David Findlay

Lambda Functions and Closures officially in C++0x

Herb Sutter just posted about the most recent ISO C++ Standards Meeting. The most exciting news is that lambda functions and closures have been officially voted into C++0x! This is really going to make taking advantage of the Standard Algorithms much more straightforward.
Here's a little taste from Herb's post:

In C++0x, you can just write:
// Calling find_if using a lambda, in C++0x:
find_if( w.begin(), w.end(),
[]( const Widget& w ) -> bool { w.Weight() > 100; } );

Yes, you can already achieve the same thing today, with a standard binary predicate and a helper, thusly:

find_if(w.begin(), w.end(), bind2nd(greater<int>(), 100));

but it isn't nearly as easy on the eye, is it?

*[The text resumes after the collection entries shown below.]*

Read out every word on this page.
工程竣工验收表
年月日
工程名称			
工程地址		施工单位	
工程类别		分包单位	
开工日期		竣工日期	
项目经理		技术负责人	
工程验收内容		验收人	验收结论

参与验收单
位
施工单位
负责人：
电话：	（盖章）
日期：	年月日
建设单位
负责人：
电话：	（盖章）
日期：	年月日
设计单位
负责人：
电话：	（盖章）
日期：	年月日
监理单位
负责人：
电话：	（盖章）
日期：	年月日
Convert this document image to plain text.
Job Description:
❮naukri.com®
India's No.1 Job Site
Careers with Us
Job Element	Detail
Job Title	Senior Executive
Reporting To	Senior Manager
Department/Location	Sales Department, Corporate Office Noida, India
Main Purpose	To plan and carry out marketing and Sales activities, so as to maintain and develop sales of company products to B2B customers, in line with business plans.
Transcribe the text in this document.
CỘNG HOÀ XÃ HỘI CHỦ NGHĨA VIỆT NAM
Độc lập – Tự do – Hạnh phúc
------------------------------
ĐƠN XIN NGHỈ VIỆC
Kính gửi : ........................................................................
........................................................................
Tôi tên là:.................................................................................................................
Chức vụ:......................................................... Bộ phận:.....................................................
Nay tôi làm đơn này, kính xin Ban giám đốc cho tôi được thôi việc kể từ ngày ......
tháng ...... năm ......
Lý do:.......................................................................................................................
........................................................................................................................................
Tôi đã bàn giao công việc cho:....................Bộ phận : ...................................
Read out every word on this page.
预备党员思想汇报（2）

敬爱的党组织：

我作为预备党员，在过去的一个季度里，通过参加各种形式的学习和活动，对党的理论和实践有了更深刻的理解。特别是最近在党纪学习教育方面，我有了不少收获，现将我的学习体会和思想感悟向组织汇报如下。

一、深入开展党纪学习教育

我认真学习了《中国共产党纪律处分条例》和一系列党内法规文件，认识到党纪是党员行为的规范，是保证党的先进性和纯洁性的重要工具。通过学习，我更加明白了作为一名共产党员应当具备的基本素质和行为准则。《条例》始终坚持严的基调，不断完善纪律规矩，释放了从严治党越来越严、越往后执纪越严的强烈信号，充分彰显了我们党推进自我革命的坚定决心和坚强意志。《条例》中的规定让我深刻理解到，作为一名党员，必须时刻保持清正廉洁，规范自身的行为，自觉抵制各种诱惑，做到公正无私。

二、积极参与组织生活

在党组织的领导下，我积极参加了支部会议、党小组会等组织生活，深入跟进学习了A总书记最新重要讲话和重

Lambda functions will also make it a lot easier in situations where now you'd be forced to use a custom predicate; previously you'd have to: create a functor; remember to make it inherit from std::unary_function or std::binary_function for completeness; stick it in an anonymous namespace (optional but recommended; and finally, use it in your invocation of one of the standard algorithms. That works, but if you're coding a for_each, because you're trying to be good and not write a loop on an STL container by hand, then having the interesting part of the loop in a functor makes the code much harder to follow: instead of it being right there in the loop, it has to be somewhere else, breaking up the flow of the logic in the poor reviewer's head.